Patients on extended AI neoadjuvant treatment having core biopsy at 2-4 weeks for Ki67 determination for clinical decision making will be approached and consented for additional research tissues to be taken at the same time as the biopsy for Ki67 determination. Blood samples will be collected prior to starting treatment and within 3 days or on the day of surgery. Additional blood samples will be obtained as clinically necessary.
Clinical assessment will be performed prior to enrollment and within 3 days or on the day of surgery. For patients who continue neoadjuvant endocrine therapy past 4 weeks, clinical assessment will be performed at the time of clinical biopsy and every 4-6 weeks thereafter. For clinical evidence of progression, patients will be offered immediate surgery or switch to neoadjuvant chemotherapy at the discretion of the treating physician.
Radiological assessment including mammogram, ultrasound, and breast MRI will be performed as per standard of care.

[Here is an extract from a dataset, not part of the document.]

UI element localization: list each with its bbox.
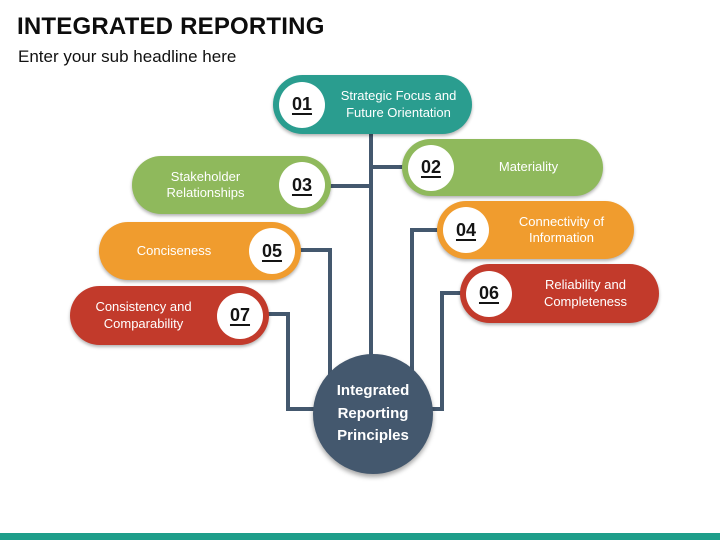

Patients will be followed for 30 days on study after the last dose of anastrozole or letrozole prior to surgery. For patients who receive extended neoadjuvant therapy with anastrozole or letrozole and for patients who receive other primary treatment after anastrozole or letrozole administration prior to surgery, patients will be followed for 30 days on study after the last dose of anastrozole or letrozole. Patients continuing to experience adverse events attributable to anastrozole or letrozole will be followed as needed until resolution or stabilization of the adverse events. Patients who are either found to be ineligible or refuse to start treatment after consenting will not be followed and will be replaced. Their information will not be collected. After 30 days after the last dose of anastrozole or letrozole, if there are no continuing adverse events attributable to treatment, patients will be off study.